O ensino do Português, quer se trate de língua materna ou estrangeira,
ganha uma nova dinâmica se, pouco a pouco, lhe formos introduzindo esses
novos recursos.
Quando falamos de língua estamos a falar naturalmente de veículo de
comunicação, estamos a falar de uma metalinguagem que é sem dúvida
importante mas estamos a falar essencialmente de situações reais de
aprendizagem onde o papel das novas tecnologias pode ser absolutamente
decisivo. Elas permitem ao professor sair da sala de aula continuando lá
dentro, criar situações de aprendizagem da oralidade que se afastem
definitivamente de um ensino esclerosado das línguas modernas, em que o
aluno passivamente ouve o professor, lê textos e reproduz conhecimentos
gramaticais.

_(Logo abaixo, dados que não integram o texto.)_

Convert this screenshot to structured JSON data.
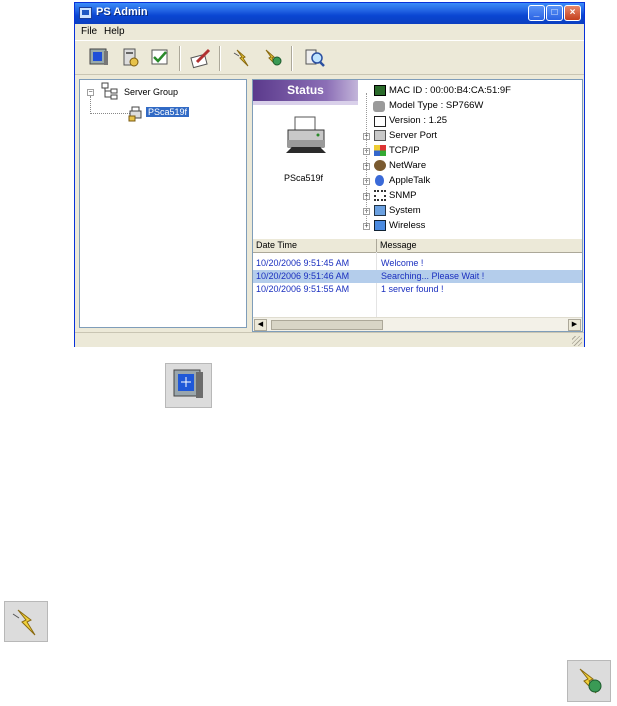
{
  "window": {
    "title": "PS Admin",
    "controls": [
      "minimize",
      "maximize",
      "close"
    ]
  },
  "menu": [
    "File",
    "Help"
  ],
  "toolbar": {
    "icons": [
      "monitor-icon",
      "server-settings-icon",
      "check-icon",
      "edit-icon",
      "lightning-icon",
      "lightning-stop-icon",
      "search-icon"
    ]
  },
  "tree": {
    "root": "Server Group",
    "child": "PSca519f"
  },
  "status": {
    "banner": "Status",
    "device_name": "PSca519f"
  },
  "properties": [
    {
      "label": "MAC ID : 00:00:B4:CA:51:9F",
      "expandable": false,
      "icon": "chip-icon"
    },
    {
      "label": "Model Type : SP766W",
      "expandable": false,
      "icon": "device-icon"
    },
    {
      "label": "Version : 1.25",
      "expandable": false,
      "icon": "version-icon"
    },
    {
      "label": "Server Port",
      "expandable": true,
      "icon": "port-icon"
    },
    {
      "label": "TCP/IP",
      "expandable": true,
      "icon": "tcpip-icon"
    },
    {
      "label": "NetWare",
      "expandable": true,
      "icon": "netware-icon"
    },
    {
      "label": "AppleTalk",
      "expandable": true,
      "icon": "apple-icon"
    },
    {
      "label": "SNMP",
      "expandable": true,
      "icon": "snmp-icon"
    },
    {
      "label": "System",
      "expandable": true,
      "icon": "system-icon"
    },
    {
      "label": "Wireless",
      "expandable": true,
      "icon": "wireless-icon"
    }
  ],
  "log": {
    "columns": [
      "Date Time",
      "Message"
    ],
    "rows": [
      {
        "datetime": "10/20/2006 9:51:45 AM",
        "message": "Welcome !",
        "highlight": false
      },
      {
        "datetime": "10/20/2006 9:51:46 AM",
        "message": "Searching... Please Wait !",
        "highlight": true
      },
      {
        "datetime": "10/20/2006 9:51:55 AM",
        "message": "1 server found !",
        "highlight": false
      }
    ]
  },
  "colors": {
    "titlebar": "#0a46d2",
    "banner": "#5b3a8c",
    "log_text": "#1a2fbf",
    "selection": "#316ac5"
  },
  "floating_icons": [
    "monitor-icon",
    "lightning-icon",
    "lightning-stop-icon"
  ]
}
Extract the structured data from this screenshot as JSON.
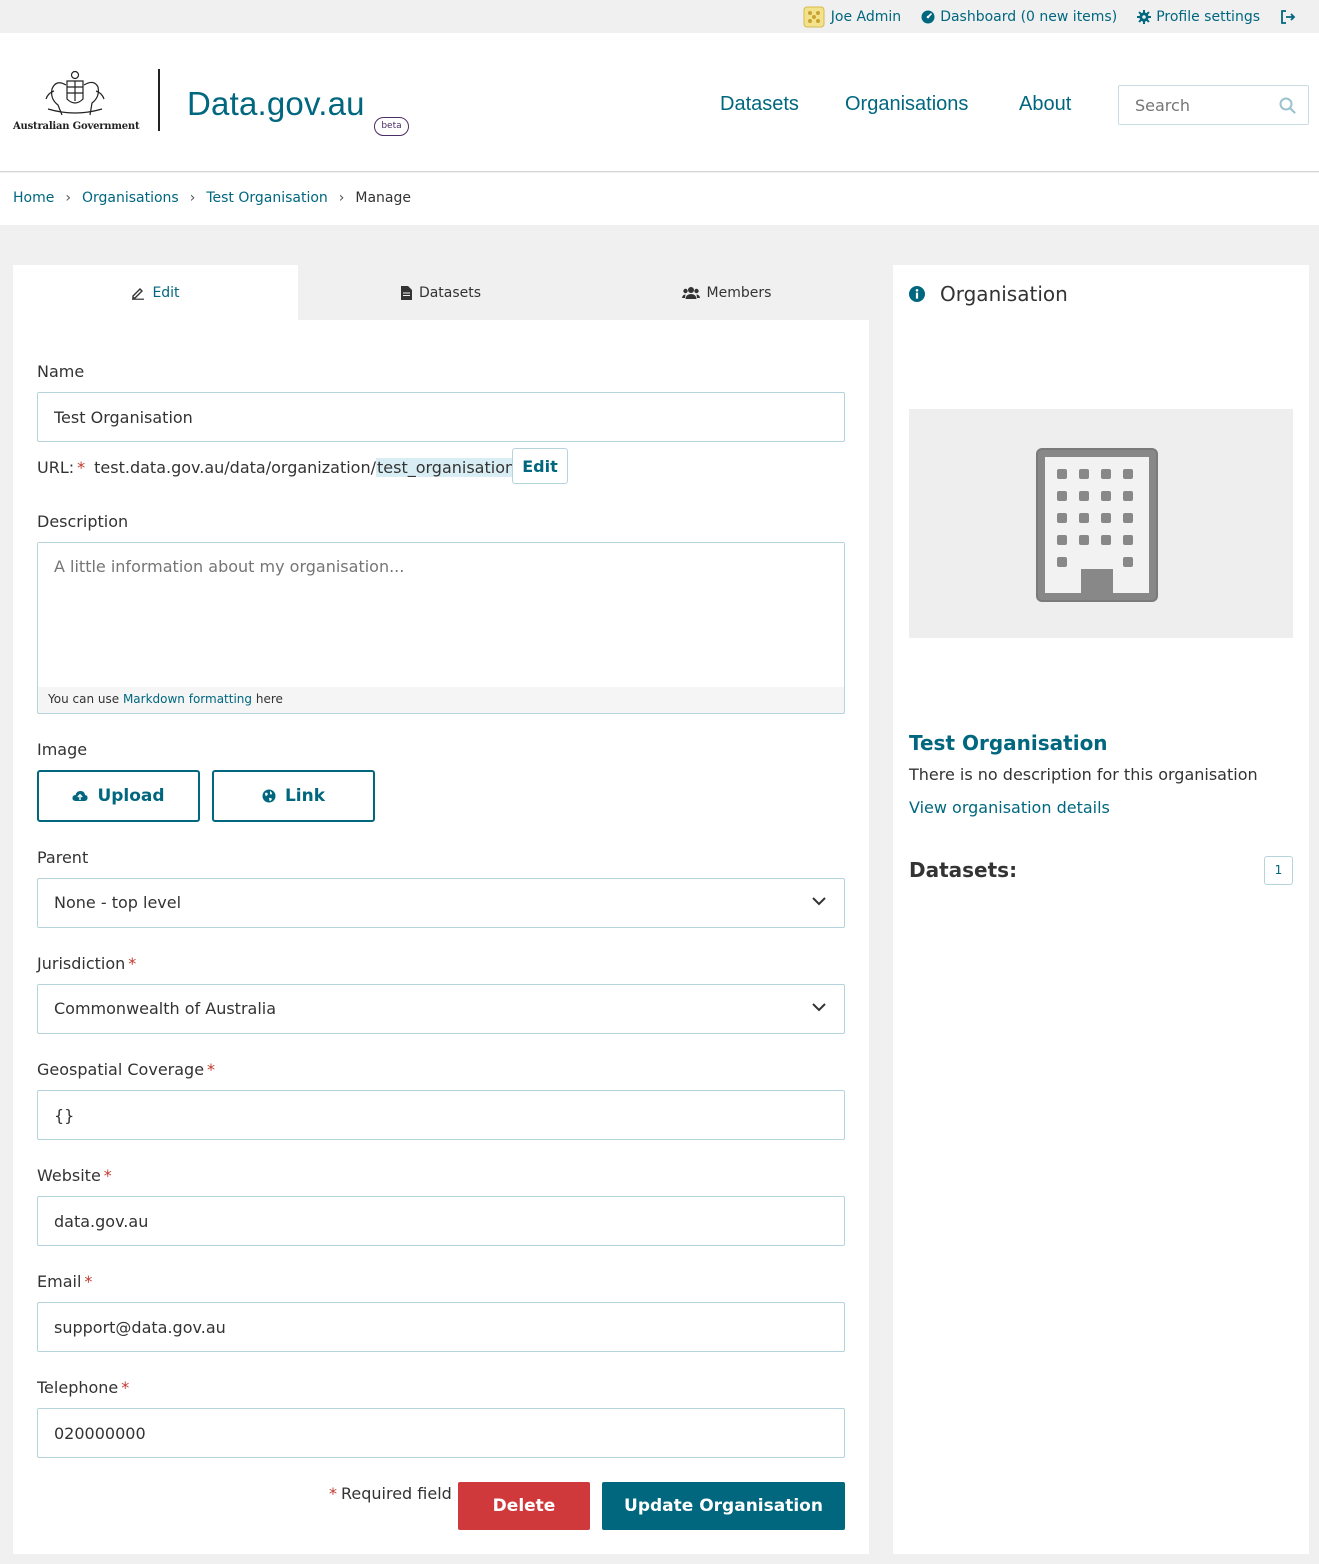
{
  "account": {
    "user_name": "Joe Admin",
    "dashboard_label": "Dashboard (0 new items)",
    "profile_label": "Profile settings"
  },
  "header": {
    "gov_name": "Australian Government",
    "site_name": "Data.gov.au",
    "beta_label": "beta",
    "nav": [
      "Datasets",
      "Organisations",
      "About"
    ],
    "search_placeholder": "Search"
  },
  "breadcrumb": [
    "Home",
    "Organisations",
    "Test Organisation",
    "Manage"
  ],
  "tabs": [
    "Edit",
    "Datasets",
    "Members"
  ],
  "form": {
    "name_label": "Name",
    "name_value": "Test Organisation",
    "url_label": "URL:",
    "url_prefix": "test.data.gov.au/data/organization/",
    "url_slug": "test_organisation",
    "url_edit_label": "Edit",
    "description_label": "Description",
    "description_placeholder": "A little information about my organisation...",
    "markdown_hint_pre": "You can use",
    "markdown_hint_link": "Markdown formatting",
    "markdown_hint_post": "here",
    "image_label": "Image",
    "upload_label": "Upload",
    "link_label": "Link",
    "parent_label": "Parent",
    "parent_value": "None - top level",
    "jurisdiction_label": "Jurisdiction",
    "jurisdiction_value": "Commonwealth of Australia",
    "geospatial_label": "Geospatial Coverage",
    "geospatial_value": "{}",
    "website_label": "Website",
    "website_value": "data.gov.au",
    "email_label": "Email",
    "email_value": "support@data.gov.au",
    "telephone_label": "Telephone",
    "telephone_value": "020000000",
    "required_marker": "*",
    "required_note": "Required field",
    "delete_label": "Delete",
    "update_label": "Update Organisation"
  },
  "side": {
    "title": "Organisation",
    "org_name": "Test Organisation",
    "org_description": "There is no description for this organisation",
    "details_link": "View organisation details",
    "datasets_label": "Datasets:",
    "datasets_count": "1"
  },
  "colors": {
    "brand": "#00677f",
    "danger": "#d0393b",
    "required": "#c0392b"
  },
  "icons": {
    "user": "crest-avatar-icon",
    "dashboard": "dashboard-icon",
    "profile": "gear-icon",
    "logout": "logout-icon",
    "search": "search-icon",
    "edit_tab": "pencil-icon",
    "datasets_tab": "file-icon",
    "members_tab": "users-icon",
    "upload": "cloud-upload-icon",
    "link": "globe-icon",
    "info": "info-circle-icon",
    "org_placeholder": "building-icon"
  }
}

Sem querer menosprezar estas estratégias, há que dotar o aluno
de verdadeiras competências comunicativas que se revelem suficientes numa
situação de comunicação real, seja ela escrita ou oral.
As novas tecnologias trouxeram-nos todo um vasto conjunto de
ferramentas áudio e vídeo a que o professor pode recorrer para melhorar a
qualidade da sua prática lectiva para já não falar das potencialidades dos
mundos imersivos virtuais.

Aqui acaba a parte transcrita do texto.